At the beginning of this story the Doctor is still trapped on earth; but having found a variety of different ways to circumvent the BBC’s restriction (or rather, dressing up in different ways sending the Doctor off on missions for the Timelords) the BBC finally gave up and decided it was time to let the Doctor off his leash. The narrative device to restore the Doctor’s freedom was for Gallifrey itself to come under attack from an unknown source, requiring the help of the Doctor to overcome it. When it transpires he requires the assistance of another Timelord, the High Council decide there is only one other person they can spare – the Doctor’s past self!
The villain of the piece is one of the original Timelords – a chap called Omega who harnessed the power of a star near Gallifrey, creating the conditions in which the Timelords would be able to travel in time. He himself was thought lost in the resultant supernova, but had in fact been sucked into a parallel anti-matter universe. The force of his will enables the world to exist, but he cannot escape it without someone else willing it to exist. He is therefore seized of two purposes – to destroy the Timelords (who he felt abandoned him) and to bring to himself another Timelord to take his place and enable him to return to the matter universe.
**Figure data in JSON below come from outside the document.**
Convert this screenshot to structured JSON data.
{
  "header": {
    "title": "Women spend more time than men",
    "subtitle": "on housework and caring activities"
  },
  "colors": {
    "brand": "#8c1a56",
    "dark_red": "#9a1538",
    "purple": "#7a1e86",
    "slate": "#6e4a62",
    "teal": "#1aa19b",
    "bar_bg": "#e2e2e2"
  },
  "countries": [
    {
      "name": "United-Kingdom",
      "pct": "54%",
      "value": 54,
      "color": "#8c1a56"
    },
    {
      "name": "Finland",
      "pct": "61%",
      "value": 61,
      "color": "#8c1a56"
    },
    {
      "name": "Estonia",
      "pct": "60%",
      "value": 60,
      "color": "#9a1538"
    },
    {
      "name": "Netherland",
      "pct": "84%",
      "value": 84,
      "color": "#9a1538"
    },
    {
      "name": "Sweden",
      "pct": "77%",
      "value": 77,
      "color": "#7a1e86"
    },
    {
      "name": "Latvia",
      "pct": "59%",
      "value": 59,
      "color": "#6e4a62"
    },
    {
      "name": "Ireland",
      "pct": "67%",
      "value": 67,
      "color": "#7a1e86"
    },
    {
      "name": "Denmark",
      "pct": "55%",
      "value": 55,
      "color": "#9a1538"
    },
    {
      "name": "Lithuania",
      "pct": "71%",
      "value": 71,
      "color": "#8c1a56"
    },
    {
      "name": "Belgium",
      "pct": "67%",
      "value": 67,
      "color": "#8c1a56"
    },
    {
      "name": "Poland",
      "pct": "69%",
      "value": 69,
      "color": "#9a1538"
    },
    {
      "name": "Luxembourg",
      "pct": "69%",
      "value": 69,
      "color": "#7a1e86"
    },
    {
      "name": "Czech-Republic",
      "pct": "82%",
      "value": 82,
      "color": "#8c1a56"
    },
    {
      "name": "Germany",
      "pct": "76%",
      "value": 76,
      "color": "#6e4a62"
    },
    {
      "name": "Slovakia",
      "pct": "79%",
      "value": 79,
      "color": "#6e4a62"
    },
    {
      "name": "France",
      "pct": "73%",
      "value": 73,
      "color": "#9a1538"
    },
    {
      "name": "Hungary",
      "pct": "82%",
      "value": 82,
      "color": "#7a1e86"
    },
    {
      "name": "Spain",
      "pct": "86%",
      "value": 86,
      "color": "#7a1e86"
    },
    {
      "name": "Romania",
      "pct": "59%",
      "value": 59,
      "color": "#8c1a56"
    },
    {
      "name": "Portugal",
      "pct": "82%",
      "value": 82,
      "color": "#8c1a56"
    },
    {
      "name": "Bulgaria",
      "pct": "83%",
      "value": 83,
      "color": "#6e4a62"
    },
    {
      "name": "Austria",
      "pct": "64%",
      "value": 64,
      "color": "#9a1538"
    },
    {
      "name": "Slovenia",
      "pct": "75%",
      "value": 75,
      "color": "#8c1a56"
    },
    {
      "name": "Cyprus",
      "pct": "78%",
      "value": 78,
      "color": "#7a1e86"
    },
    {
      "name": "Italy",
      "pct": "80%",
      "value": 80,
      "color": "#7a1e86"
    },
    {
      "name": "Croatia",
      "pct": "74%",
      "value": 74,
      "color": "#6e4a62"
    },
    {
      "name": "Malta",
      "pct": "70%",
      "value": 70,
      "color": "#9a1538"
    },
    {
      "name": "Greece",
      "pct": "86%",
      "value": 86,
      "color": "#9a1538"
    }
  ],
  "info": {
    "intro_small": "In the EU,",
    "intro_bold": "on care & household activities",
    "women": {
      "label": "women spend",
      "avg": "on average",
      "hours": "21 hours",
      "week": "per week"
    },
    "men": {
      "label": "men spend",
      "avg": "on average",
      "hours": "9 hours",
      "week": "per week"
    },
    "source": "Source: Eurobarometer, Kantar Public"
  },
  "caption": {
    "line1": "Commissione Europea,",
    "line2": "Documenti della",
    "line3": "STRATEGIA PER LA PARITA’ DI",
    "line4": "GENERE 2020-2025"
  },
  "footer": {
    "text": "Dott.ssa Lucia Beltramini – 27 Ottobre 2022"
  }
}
The Three Doctors does require you to shrug your shoulders and go along for the ride – but it is an extremely enjoyable ride! The scenes between Pertwee and Troughton are genuinely funny rather than forced, leaving it only a pity that Hartnell was so unwell that he could not participate as fully as one otherwise would have hoped, appearing instead in pre-recorded scenes from the TARDIS monitor. It also feels like the beginning of the end for the U.N.I.T. family – at the end of this story the Doctor is given his freedom by the Timelords in gratitude for defeating Omega. As The Brigadier and Benton depart to ‘mop things up’ while the Doctor prepares the TARDIS for take-off, one rather senses that the dismemberment of the U.N.I.T. family, which would start in the season finale The Green Death was already taking place.
The Three Doctors is by no means the most complicated Doctor Who you will ever watch – but it is good fun, easy to follow, and features some extremely enjoyable acting – not least from the three leading men. As the Brigadier famously remarks: “Wonderful chaps. All of them.”
Next time: A savage introduction to a new companion, facing against a schizophrenic computer
This was not a serial I expected to enjoy when I bought the Rescue/Romans boxset, and I am sure is a story several fans will be surprised to see so high in my list of enjoyed stories. Yet it is deservedly in the top fifty classic Doctor Who adventures for me, a charming story that is both well told and engaging in equal measure!